In response to a security breach in 2000 at the State Department, then Secretary of State Madeleine Albright told her staff, “I don’t care how skilled you are as a diplomat, how brilliant you may be at meetings, or how creative you are as an administrator – if you are not professional about security, you are a failure.”
Albright’s remarks might as well have been directed at every company’s directors and officers. Among a host of other requirements, directors and officers are tasked with acting in good faith and using all available information to make the best decisions for the company. Gone are the days of invoking the business judgment rule as a defense and assuming that courts will not second-guess management decisions – including those related to cyber security and preparedness.
Private company executives face many of the same potential cyber claim scenarios as their public company counterparts, often without the resources to defend the claim or maintain operations after judgment. These suits can come from a variety of sources: regulatory agencies, shareholders claiming mismanagement (i.e., security breaches affect the company’s financials), clients/PE firms with a financial interest, etc.
Preparation is key in mitigating the exposures from a cyber-related D&O suit. Purchasing security products merely to satisfy a checklist will not be defensible in court. Directors, officers, board members, and others in key leadership positions should:
- Have a detailed understanding of the technology and system architecture of the company’s security
- Play a role in the development of customer-facing terms, conditions, and privacy policies
- Engage in vendor negotiations and breach planning
- Be involved in the training, testing, and rehearsal of system defenses
- Provide an adequate workforce dedicated to cyber security
- Invest not only company resources, but also company time.
A properly underwritten directors’ & officers’ policy can be just as valuable as a cyber policy in the event of a security breach. Historically (and by design), D&O policies were intended to cover the executives for claims alleging mismanagement of their company, with very few restrictions as to the type of mismanagement involved.

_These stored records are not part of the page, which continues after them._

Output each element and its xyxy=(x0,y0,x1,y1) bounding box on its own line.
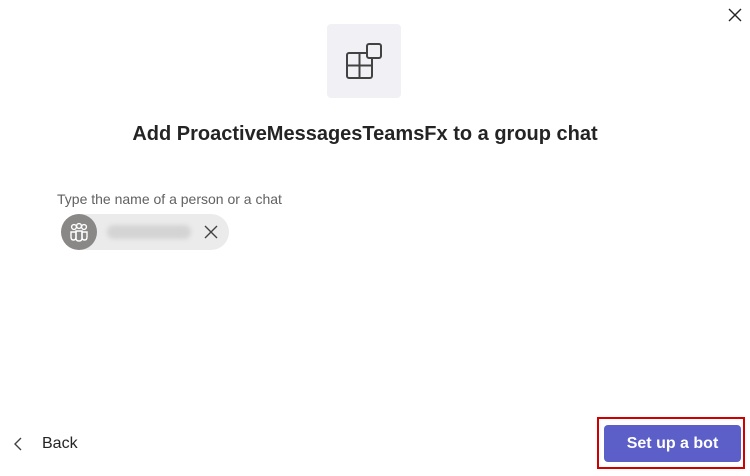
chevron-left-icon xyxy=(14,437,22,451)
picker-label: Type the name of a person or a chat xyxy=(57,191,282,207)
group-chat-icon xyxy=(70,222,88,242)
avatar xyxy=(61,214,97,250)
set-up-bot-button[interactable]: Set up a bot xyxy=(604,425,741,462)
add-to-group-chat-dialog: Add ProactiveMessagesTeamsFx to a group … xyxy=(0,0,750,476)
chip-name-redacted xyxy=(107,225,191,239)
close-icon xyxy=(204,225,218,239)
apps-icon xyxy=(346,43,382,79)
remove-chip-button[interactable] xyxy=(201,222,221,242)
dialog-title: Add ProactiveMessagesTeamsFx to a group … xyxy=(132,123,598,145)
app-icon-tile xyxy=(327,24,401,98)
back-button[interactable]: Back xyxy=(12,430,78,458)
close-button[interactable] xyxy=(724,4,746,26)
close-icon xyxy=(728,8,742,22)
back-label: Back xyxy=(42,435,78,452)
selected-chat-chip[interactable] xyxy=(61,214,229,250)
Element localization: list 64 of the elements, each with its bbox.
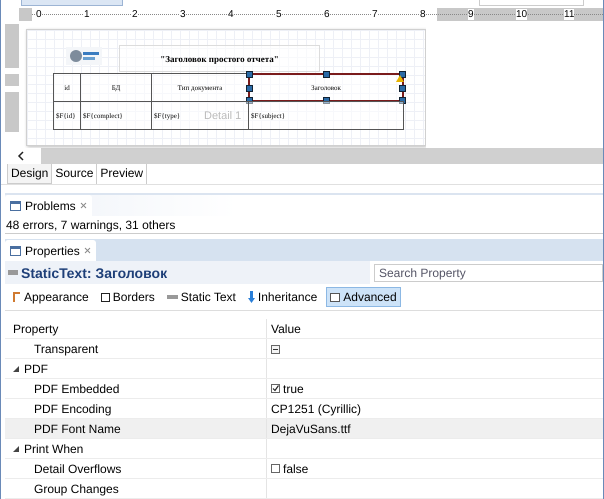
ruler-number: 3 bbox=[180, 9, 186, 20]
group-label[interactable]: Print When bbox=[24, 442, 84, 456]
ruler-number: 2 bbox=[132, 9, 138, 20]
editor-tab[interactable]: Design bbox=[7, 164, 52, 184]
close-icon[interactable] bbox=[84, 247, 91, 254]
arrow-down-icon bbox=[248, 291, 255, 303]
checkbox[interactable] bbox=[271, 464, 280, 472]
property-name: Group Changes bbox=[33, 482, 119, 496]
window-icon bbox=[10, 246, 21, 256]
close-icon[interactable] bbox=[80, 202, 87, 209]
property-name: PDF Font Name bbox=[33, 422, 121, 436]
ruler-number: 6 bbox=[324, 9, 330, 20]
search-field[interactable]: Search Property bbox=[374, 264, 603, 282]
view-tab[interactable]: Properties bbox=[5, 240, 96, 261]
problems-summary: 48 errors, 7 warnings, 31 others bbox=[5, 216, 603, 234]
report-title[interactable]: "Заголовок простого отчета" bbox=[119, 45, 320, 72]
ruler-corner bbox=[19, 8, 32, 21]
section-tab[interactable]: Advanced bbox=[326, 287, 401, 307]
column-header: Property bbox=[13, 322, 58, 336]
ruler-number: 10 bbox=[516, 9, 528, 20]
view-tab-title[interactable]: Problems bbox=[25, 198, 76, 212]
window-icon bbox=[10, 200, 21, 210]
logo-image bbox=[66, 47, 102, 65]
property-value[interactable]: DejaVuSans.ttf bbox=[271, 422, 351, 436]
property-name: Transparent bbox=[33, 342, 98, 356]
ruler-number: 1 bbox=[84, 9, 90, 20]
brush-icon bbox=[12, 292, 21, 302]
view-tab-title[interactable]: Properties bbox=[25, 244, 80, 258]
label-icon bbox=[8, 270, 18, 275]
group-label[interactable]: PDF bbox=[24, 362, 48, 376]
property-name: PDF Encoding bbox=[33, 402, 112, 416]
panel-icon bbox=[330, 292, 340, 302]
property-value: true bbox=[283, 382, 304, 396]
checkbox[interactable] bbox=[271, 384, 280, 392]
square-icon bbox=[100, 292, 110, 302]
warning-icon bbox=[396, 75, 404, 82]
element-title: StaticText: Заголовок bbox=[21, 264, 168, 280]
ruler-number: 8 bbox=[420, 9, 426, 20]
property-name: PDF Embedded bbox=[33, 382, 120, 396]
section-tab[interactable]: Static Text bbox=[164, 288, 239, 306]
expanded-icon[interactable] bbox=[13, 366, 19, 372]
label-icon bbox=[166, 294, 178, 300]
ruler-number: 9 bbox=[468, 9, 474, 20]
horizontal-scrollbar[interactable] bbox=[1, 148, 603, 164]
resize-handle[interactable] bbox=[323, 97, 330, 104]
resize-handle[interactable] bbox=[323, 71, 330, 78]
column-header: Value bbox=[271, 322, 301, 336]
ruler-number: 7 bbox=[372, 9, 378, 20]
ruler-number: 11 bbox=[564, 9, 574, 20]
section-tab[interactable]: Borders bbox=[98, 288, 158, 306]
expanded-icon[interactable] bbox=[13, 446, 19, 452]
property-name: Detail Overflows bbox=[33, 462, 122, 476]
property-value[interactable]: CP1251 (Cyrillic) bbox=[271, 402, 362, 416]
band-label: Detail 1 bbox=[204, 110, 242, 122]
indeterminate-checkbox[interactable] bbox=[271, 345, 280, 354]
ruler-number: 4 bbox=[228, 9, 234, 20]
section-tab[interactable]: Appearance bbox=[9, 288, 92, 306]
ruler-number: 0 bbox=[36, 9, 42, 20]
toolbar-field[interactable] bbox=[479, 0, 584, 6]
scroll-left-icon[interactable] bbox=[17, 151, 25, 161]
view-tab[interactable]: Problems bbox=[5, 195, 92, 216]
section-tab[interactable]: Inheritance bbox=[244, 288, 320, 306]
property-value: false bbox=[283, 462, 308, 476]
ruler-number: 5 bbox=[276, 9, 282, 20]
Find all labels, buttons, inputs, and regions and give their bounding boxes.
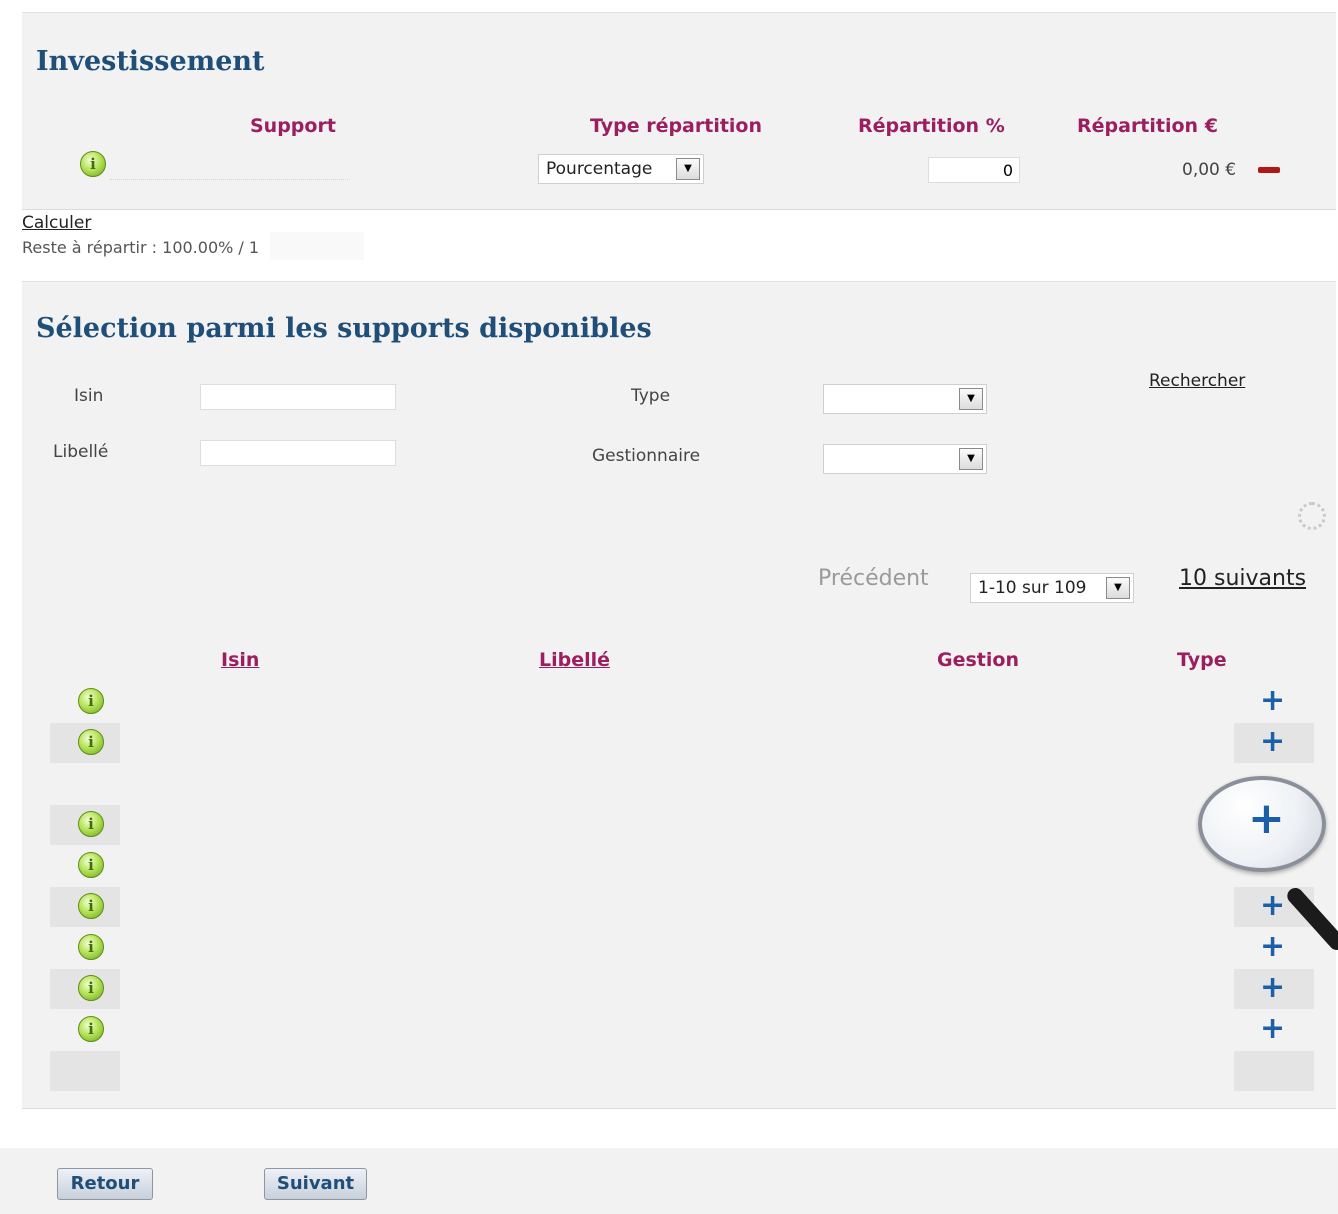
table-row: i (50, 805, 1314, 845)
col-header-repartition-eur: Répartition € (1077, 115, 1218, 137)
table-row (50, 764, 1314, 804)
reste-a-repartir-text: Reste à répartir : 100.00% / 1 (22, 238, 260, 257)
add-support-plus-icon[interactable]: + (1260, 686, 1285, 716)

However, with the uptick in security breaches over the past ten years, many carriers have discreetly added a new exclusion to their policies removing coverage “based upon, arising out of, relating to, directly or indirectly resulting from, or in any way involving” cyber/security claims. This clause essentially removes coverage for management decisions related to the implementation and supervision of security protocols even when measures have been taken to protect the company (duty of care).
Sounds crazy, right? The exact exposure meant to be addressed by a D&O policy is no longer covered. While underwriters might occasionally have genuine concern pulling perceived cyber exposure into the D&O policy, most of these decisions are due to the lack of experience with cyber breaches.
There is good news though. A few markets will immediately remove this exclusion upon confirmation that the insured purchases a cyber liability policy. Others are agreeable to modifying the exclusion. This can be accomplished through alternate intro wording, by providing a carveback for individual directors/officers (Side A), or by removing the exclusion altogether. The standard exclusion noted in the paragraph above should only be accepted as a last resort.
Just as a company’s directors, officers and employees work together to prevent a security breach, the Cyber and D&O policies must work together in response to a breach. Understanding the exposures and having the proper policy language in place certainly helps.